Rather than governments having read the signals at the time of the pandemic lockdowns and having prepared voters for harder times ahead, they revelled in the monetary authorities’ decision to take St Mario’s Oil and to do “whatever it takes” by slashing the cost of borrowing to the bone and beyond. Standards of living in non-producing economies were maintained to an extent to which they too have become not a reward for hard work but an entitlement for having once existed. Low labour market participation rates, record low registered unemployment, yet massive labour market shortages speak volumes for policy errors leading to governments and employers alike both facing a critical affordability conundrum.
Today we are 10 days short of the first anniversary of Vlad the Invader launching his bid to quickly and decisively knock over the Kiev government – I shall continue not to call it Kyiv in the same way as I see no need to refer to München or Firenze or Warszawa or Praha or Athinai – and we cannot but wait and see whether a possible or even probable second and better prepared Russian offensive might lead to a different result and, more to the point, how the West might respond, were that to come to pass.

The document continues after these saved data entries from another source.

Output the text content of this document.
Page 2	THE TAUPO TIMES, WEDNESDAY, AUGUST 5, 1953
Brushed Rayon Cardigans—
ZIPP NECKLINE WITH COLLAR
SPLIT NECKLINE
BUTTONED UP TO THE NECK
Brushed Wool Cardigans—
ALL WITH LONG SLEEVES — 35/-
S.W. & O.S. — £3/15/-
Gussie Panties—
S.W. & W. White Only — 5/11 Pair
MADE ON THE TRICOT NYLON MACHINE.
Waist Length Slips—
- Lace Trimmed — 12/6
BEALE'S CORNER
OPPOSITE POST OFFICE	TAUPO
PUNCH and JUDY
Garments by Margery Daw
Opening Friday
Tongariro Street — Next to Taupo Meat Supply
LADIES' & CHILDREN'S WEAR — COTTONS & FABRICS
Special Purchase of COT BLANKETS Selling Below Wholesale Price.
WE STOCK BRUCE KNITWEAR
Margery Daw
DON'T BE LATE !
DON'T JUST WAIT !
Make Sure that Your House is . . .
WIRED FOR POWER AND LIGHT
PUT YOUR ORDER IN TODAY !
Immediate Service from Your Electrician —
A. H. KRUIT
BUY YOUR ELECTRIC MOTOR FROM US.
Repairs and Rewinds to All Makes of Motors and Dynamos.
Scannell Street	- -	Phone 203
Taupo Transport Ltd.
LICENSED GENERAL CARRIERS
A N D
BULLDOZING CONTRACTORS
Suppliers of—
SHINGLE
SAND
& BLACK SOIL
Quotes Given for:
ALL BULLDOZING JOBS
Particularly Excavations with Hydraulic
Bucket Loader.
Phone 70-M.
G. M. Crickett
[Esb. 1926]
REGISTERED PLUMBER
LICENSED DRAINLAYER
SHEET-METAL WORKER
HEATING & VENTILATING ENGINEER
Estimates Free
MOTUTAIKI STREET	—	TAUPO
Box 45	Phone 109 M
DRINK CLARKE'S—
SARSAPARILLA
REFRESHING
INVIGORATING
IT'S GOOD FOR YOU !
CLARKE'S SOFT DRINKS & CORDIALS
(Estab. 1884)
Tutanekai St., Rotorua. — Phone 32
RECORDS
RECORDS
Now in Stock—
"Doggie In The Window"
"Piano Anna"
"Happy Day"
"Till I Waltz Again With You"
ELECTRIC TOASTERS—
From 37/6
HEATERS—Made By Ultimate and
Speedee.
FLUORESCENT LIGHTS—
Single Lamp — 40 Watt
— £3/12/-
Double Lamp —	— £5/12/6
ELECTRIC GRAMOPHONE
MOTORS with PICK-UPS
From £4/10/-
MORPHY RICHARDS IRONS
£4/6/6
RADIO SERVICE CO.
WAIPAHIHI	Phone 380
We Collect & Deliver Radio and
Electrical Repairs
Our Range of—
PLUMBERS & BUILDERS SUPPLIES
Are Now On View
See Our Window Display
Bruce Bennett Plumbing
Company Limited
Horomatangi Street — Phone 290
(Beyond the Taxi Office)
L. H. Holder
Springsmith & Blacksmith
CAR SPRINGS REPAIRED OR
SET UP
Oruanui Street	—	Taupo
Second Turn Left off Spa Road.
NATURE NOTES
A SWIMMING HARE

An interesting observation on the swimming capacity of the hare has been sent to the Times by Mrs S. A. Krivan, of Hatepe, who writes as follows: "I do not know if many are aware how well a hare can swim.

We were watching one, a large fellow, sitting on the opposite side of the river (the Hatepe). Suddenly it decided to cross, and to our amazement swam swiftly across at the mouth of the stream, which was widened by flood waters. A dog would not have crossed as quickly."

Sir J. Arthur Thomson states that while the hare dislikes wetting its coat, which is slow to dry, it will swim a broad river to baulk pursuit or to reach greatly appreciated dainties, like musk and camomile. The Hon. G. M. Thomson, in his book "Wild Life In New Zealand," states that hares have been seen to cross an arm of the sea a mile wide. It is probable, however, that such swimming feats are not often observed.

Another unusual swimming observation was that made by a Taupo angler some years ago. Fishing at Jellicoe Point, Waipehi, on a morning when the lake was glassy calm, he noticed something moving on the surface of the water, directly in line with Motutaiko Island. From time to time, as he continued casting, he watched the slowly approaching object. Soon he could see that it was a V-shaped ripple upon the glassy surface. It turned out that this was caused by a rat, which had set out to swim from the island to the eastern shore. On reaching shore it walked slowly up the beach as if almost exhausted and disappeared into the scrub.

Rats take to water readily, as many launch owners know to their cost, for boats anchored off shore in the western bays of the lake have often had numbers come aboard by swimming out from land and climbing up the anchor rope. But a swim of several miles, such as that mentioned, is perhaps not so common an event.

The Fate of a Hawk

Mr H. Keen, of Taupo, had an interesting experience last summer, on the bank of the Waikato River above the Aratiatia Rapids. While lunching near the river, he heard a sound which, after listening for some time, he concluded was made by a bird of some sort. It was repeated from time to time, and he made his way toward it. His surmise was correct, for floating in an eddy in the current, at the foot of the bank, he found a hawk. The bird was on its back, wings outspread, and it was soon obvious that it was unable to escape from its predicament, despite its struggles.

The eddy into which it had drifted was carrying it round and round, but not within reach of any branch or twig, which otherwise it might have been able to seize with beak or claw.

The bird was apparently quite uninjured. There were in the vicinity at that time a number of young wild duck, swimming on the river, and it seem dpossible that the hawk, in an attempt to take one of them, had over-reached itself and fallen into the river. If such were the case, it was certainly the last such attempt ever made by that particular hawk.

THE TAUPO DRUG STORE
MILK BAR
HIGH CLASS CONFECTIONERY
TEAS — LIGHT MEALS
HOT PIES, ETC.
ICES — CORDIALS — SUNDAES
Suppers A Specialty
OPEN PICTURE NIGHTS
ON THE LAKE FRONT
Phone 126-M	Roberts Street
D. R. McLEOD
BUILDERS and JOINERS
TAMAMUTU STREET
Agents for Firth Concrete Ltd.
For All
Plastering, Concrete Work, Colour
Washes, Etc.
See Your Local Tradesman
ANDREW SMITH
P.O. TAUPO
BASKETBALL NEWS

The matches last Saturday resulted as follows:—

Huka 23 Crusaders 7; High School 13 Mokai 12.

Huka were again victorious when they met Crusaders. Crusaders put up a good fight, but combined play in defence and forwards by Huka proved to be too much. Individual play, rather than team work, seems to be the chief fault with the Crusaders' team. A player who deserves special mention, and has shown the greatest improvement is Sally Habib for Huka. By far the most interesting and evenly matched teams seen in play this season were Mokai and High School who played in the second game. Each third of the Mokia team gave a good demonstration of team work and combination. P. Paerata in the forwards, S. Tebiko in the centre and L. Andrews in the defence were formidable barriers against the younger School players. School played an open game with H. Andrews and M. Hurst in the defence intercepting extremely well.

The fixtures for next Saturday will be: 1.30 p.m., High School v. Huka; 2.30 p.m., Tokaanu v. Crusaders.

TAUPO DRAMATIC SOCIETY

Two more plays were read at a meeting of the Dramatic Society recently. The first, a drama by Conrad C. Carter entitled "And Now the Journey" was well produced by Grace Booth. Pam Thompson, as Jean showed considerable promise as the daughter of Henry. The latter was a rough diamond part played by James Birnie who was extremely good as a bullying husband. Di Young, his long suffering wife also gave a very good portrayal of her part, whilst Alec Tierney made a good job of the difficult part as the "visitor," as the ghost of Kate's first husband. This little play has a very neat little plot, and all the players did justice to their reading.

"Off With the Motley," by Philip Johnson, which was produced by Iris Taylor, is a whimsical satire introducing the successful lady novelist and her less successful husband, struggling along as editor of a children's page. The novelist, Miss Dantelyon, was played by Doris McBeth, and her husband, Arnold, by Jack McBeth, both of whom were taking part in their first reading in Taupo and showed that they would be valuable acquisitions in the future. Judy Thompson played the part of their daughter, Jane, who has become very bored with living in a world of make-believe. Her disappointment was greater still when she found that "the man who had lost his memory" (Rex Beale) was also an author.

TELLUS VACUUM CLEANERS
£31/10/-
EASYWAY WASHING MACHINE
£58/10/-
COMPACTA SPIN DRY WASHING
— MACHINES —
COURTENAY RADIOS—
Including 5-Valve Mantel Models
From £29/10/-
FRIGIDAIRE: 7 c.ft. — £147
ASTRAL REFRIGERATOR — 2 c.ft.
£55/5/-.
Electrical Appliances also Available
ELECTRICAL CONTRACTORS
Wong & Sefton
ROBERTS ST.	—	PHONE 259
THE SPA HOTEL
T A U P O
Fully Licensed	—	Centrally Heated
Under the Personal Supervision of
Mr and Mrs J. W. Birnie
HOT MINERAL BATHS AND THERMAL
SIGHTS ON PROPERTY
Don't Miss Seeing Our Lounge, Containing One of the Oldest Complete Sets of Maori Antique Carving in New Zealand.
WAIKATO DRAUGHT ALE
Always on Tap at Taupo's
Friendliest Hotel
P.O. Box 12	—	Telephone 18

Do the US and its NATO allies even have a Plan B?
Global grain prices are on the rise, supposedly because soft commodity traders are expecting renewed disruption to supply lines as a result of an anticipated move by Vlad and the Russian army. Hydrocarbons are also firmer and were it not for President Biden instructing a release from the strategic reserve has prevented WTI from moving back above US$80.00 pbb.
The Fed has told us in no uncertain terms that rates are not about to do what equity markets want them to do and that early easing merchants would do well to put their happy powder away. JP Morgan’s cross-asset strategists are also on board and have renewed their call that equities are more than fully valued and that bonds are not just for wimps. At this juncture I’d still sooner own US 2 years at 4.50% than 10 years at 3.68% as I fear that greed is still bossing fear and that risk remains generally under-priced.